Jan Michels

Personal information
- Date of birth: 8 September 1970 (age 54)
- Place of birth: Deventer, Netherlands
- Position(s): Midfielder

Senior career*
- Years: Team / Apps / (Gls)
- 1990–1992: PEC Zwolle / 34 / (3)
- 1992–1998: Go Ahead Eagles / 170 / (20)
- 1998–1999: Motherwell / 7 / (0)
- 1999–2004: Den Bosch / 157 / (36)
- 2004–2006: Sparta Rotterdam / 43 / (1)
- 2006–2008: AGOVV / 29 / (0)
- 2008–2009: Excelsior '31

= Jan Michels =

Dutch former professional footballer (born 1970)

Jan Michels (born 8 September 1970) is a Dutch former professional footballer who played as a midfielder.

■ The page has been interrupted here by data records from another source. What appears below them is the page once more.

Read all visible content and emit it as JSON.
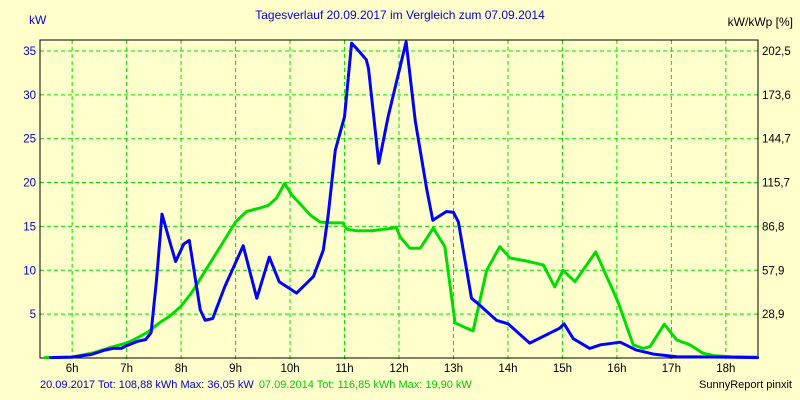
{
  "title": "Tagesverlauf 20.09.2017 im Vergleich zum 07.09.2014",
  "footer_right": "SunnyReport pinxit",
  "colors": {
    "background": "#FFFFCC",
    "grid": "#00DD00",
    "border": "#000000",
    "text_blue": "#0000DD",
    "text_green": "#00CC00",
    "text_black": "#000000",
    "series_2017": "#0000FF",
    "series_2014": "#00DC00"
  },
  "chart_data": {
    "type": "line",
    "title": "Tagesverlauf 20.09.2017 im Vergleich zum 07.09.2014",
    "ylabel_left": "kW",
    "ylabel_right": "kW/kWp [%]",
    "xlabel": "",
    "grid": true,
    "legend_position": "bottom",
    "xlim": [
      5.41,
      18.59
    ],
    "ylim": [
      0,
      36.25
    ],
    "x_tick_hours": [
      6,
      7,
      8,
      9,
      10,
      11,
      12,
      13,
      14,
      15,
      16,
      17,
      18
    ],
    "x_ticks": [
      "6h",
      "7h",
      "8h",
      "9h",
      "10h",
      "11h",
      "12h",
      "13h",
      "14h",
      "15h",
      "16h",
      "17h",
      "18h"
    ],
    "y_ticks_left": [
      35,
      30,
      25,
      20,
      15,
      10,
      5
    ],
    "y_ticks_right": [
      "202,5",
      "173,6",
      "144,7",
      "115,7",
      "86,8",
      "57,9",
      "28,9"
    ],
    "series": [
      {
        "name": "07.09.2014",
        "color": "#00DC00",
        "legend": "07.09.2014 Tot: 116,85 kWh Max: 19,90 kW",
        "total_kwh": "116,85",
        "max_kw": "19,90",
        "points": [
          [
            5.5,
            0.05
          ],
          [
            6.0,
            0.1
          ],
          [
            6.4,
            0.6
          ],
          [
            6.7,
            1.2
          ],
          [
            7.0,
            1.7
          ],
          [
            7.2,
            2.3
          ],
          [
            7.4,
            3.0
          ],
          [
            7.6,
            4.0
          ],
          [
            7.8,
            4.8
          ],
          [
            8.0,
            5.9
          ],
          [
            8.2,
            7.5
          ],
          [
            8.5,
            10.5
          ],
          [
            8.75,
            13.0
          ],
          [
            9.0,
            15.5
          ],
          [
            9.2,
            16.7
          ],
          [
            9.45,
            17.1
          ],
          [
            9.6,
            17.4
          ],
          [
            9.75,
            18.2
          ],
          [
            9.9,
            19.9
          ],
          [
            10.03,
            18.6
          ],
          [
            10.18,
            17.6
          ],
          [
            10.37,
            16.3
          ],
          [
            10.55,
            15.5
          ],
          [
            10.75,
            15.4
          ],
          [
            10.97,
            15.4
          ],
          [
            11.04,
            14.7
          ],
          [
            11.22,
            14.5
          ],
          [
            11.5,
            14.5
          ],
          [
            11.88,
            14.8
          ],
          [
            11.95,
            14.9
          ],
          [
            12.02,
            13.8
          ],
          [
            12.2,
            12.5
          ],
          [
            12.39,
            12.5
          ],
          [
            12.63,
            14.8
          ],
          [
            12.84,
            12.7
          ],
          [
            13.03,
            4.0
          ],
          [
            13.24,
            3.4
          ],
          [
            13.36,
            3.1
          ],
          [
            13.61,
            10.0
          ],
          [
            13.85,
            12.7
          ],
          [
            14.04,
            11.4
          ],
          [
            14.3,
            11.1
          ],
          [
            14.65,
            10.6
          ],
          [
            14.86,
            8.1
          ],
          [
            15.01,
            10.0
          ],
          [
            15.23,
            8.7
          ],
          [
            15.61,
            12.1
          ],
          [
            15.69,
            11.0
          ],
          [
            16.02,
            6.4
          ],
          [
            16.3,
            1.5
          ],
          [
            16.48,
            1.1
          ],
          [
            16.61,
            1.3
          ],
          [
            16.87,
            3.85
          ],
          [
            17.1,
            2.05
          ],
          [
            17.34,
            1.5
          ],
          [
            17.58,
            0.55
          ],
          [
            17.8,
            0.25
          ],
          [
            18.1,
            0.15
          ],
          [
            18.58,
            0.1
          ]
        ]
      },
      {
        "name": "20.09.2017",
        "color": "#0000FF",
        "legend": "20.09.2017 Tot: 108,88 kWh Max: 36,05 kW",
        "total_kwh": "108,88",
        "max_kw": "36,05",
        "points": [
          [
            5.6,
            0.05
          ],
          [
            6.0,
            0.1
          ],
          [
            6.35,
            0.4
          ],
          [
            6.6,
            0.9
          ],
          [
            6.75,
            1.1
          ],
          [
            6.9,
            1.1
          ],
          [
            7.0,
            1.4
          ],
          [
            7.2,
            1.9
          ],
          [
            7.35,
            2.1
          ],
          [
            7.45,
            2.9
          ],
          [
            7.55,
            9.0
          ],
          [
            7.65,
            16.4
          ],
          [
            7.8,
            13.1
          ],
          [
            7.9,
            11.0
          ],
          [
            8.05,
            13.0
          ],
          [
            8.15,
            13.4
          ],
          [
            8.35,
            5.5
          ],
          [
            8.44,
            4.3
          ],
          [
            8.58,
            4.5
          ],
          [
            8.8,
            8.1
          ],
          [
            9.14,
            12.8
          ],
          [
            9.39,
            6.8
          ],
          [
            9.62,
            11.5
          ],
          [
            9.8,
            8.7
          ],
          [
            10.12,
            7.4
          ],
          [
            10.43,
            9.3
          ],
          [
            10.61,
            12.3
          ],
          [
            10.7,
            16.3
          ],
          [
            10.83,
            23.7
          ],
          [
            11.0,
            27.5
          ],
          [
            11.13,
            35.9
          ],
          [
            11.25,
            35.1
          ],
          [
            11.4,
            34.0
          ],
          [
            11.44,
            33.0
          ],
          [
            11.63,
            22.2
          ],
          [
            11.8,
            27.5
          ],
          [
            12.13,
            36.05
          ],
          [
            12.3,
            27.0
          ],
          [
            12.51,
            19.2
          ],
          [
            12.62,
            15.7
          ],
          [
            12.87,
            16.7
          ],
          [
            13.0,
            16.6
          ],
          [
            13.09,
            15.5
          ],
          [
            13.33,
            6.8
          ],
          [
            13.45,
            6.2
          ],
          [
            13.79,
            4.3
          ],
          [
            14.0,
            3.9
          ],
          [
            14.4,
            1.7
          ],
          [
            14.95,
            3.4
          ],
          [
            15.03,
            3.9
          ],
          [
            15.2,
            2.2
          ],
          [
            15.5,
            1.1
          ],
          [
            15.7,
            1.5
          ],
          [
            16.06,
            1.8
          ],
          [
            16.36,
            0.9
          ],
          [
            16.67,
            0.45
          ],
          [
            17.1,
            0.15
          ],
          [
            18.0,
            0.1
          ],
          [
            18.58,
            0.05
          ]
        ]
      }
    ]
  }
}
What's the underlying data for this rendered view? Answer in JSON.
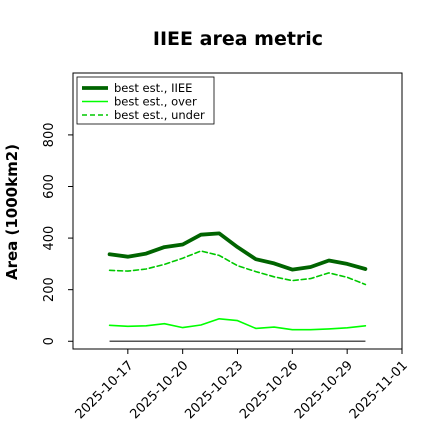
{
  "chart_data": {
    "type": "line",
    "title": "IIEE area metric",
    "xlabel": "",
    "ylabel": "Area (1000km2)",
    "x_ticks": [
      "2025-10-17",
      "2025-10-20",
      "2025-10-23",
      "2025-10-26",
      "2025-10-29",
      "2025-11-01"
    ],
    "y_ticks": [
      "0",
      "200",
      "400",
      "600",
      "800"
    ],
    "ylim": [
      -30,
      1040
    ],
    "xlim": [
      "2025-10-14",
      "2025-11-01"
    ],
    "grid": false,
    "legend_position": "top-left",
    "x": [
      "2025-10-16",
      "2025-10-17",
      "2025-10-18",
      "2025-10-19",
      "2025-10-20",
      "2025-10-21",
      "2025-10-22",
      "2025-10-23",
      "2025-10-24",
      "2025-10-25",
      "2025-10-26",
      "2025-10-27",
      "2025-10-28",
      "2025-10-29",
      "2025-10-30"
    ],
    "series": [
      {
        "name": "best est., IIEE",
        "color": "#006400",
        "style": "solid",
        "values": [
          337,
          328,
          340,
          365,
          375,
          413,
          418,
          365,
          318,
          302,
          278,
          288,
          313,
          300,
          280
        ]
      },
      {
        "name": "best est., over",
        "color": "#00ff00",
        "style": "solid",
        "values": [
          62,
          58,
          60,
          68,
          53,
          63,
          87,
          80,
          50,
          55,
          45,
          45,
          48,
          52,
          60
        ]
      },
      {
        "name": "best est., under",
        "color": "#00c800",
        "style": "dashed",
        "values": [
          275,
          272,
          280,
          298,
          322,
          350,
          333,
          293,
          270,
          250,
          235,
          243,
          265,
          248,
          220
        ]
      }
    ],
    "reference_line": {
      "value": 0,
      "color": "#555555"
    }
  }
}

His first professional club was PEC Zwolle in 1990. He later played with the Go Ahead Eagles, Motherwell in Scotland, Sparta Rotterdam, FC Den Bosch and AGOVV Apeldoorn.

==Career==
He played five years for FC Den Bosch, winning promotion to the Eredivisie three times – in the 1998–99, 2000–01 and 2003–04 seasons. After playing two seasons with Excelsior '31, Michels announced his retirement from professional football in July 2010.

After his playing career, he started a construction company. Ahead of the 2020–21 season, he was appointed assistant coach of lower league club CSV Apeldoorn.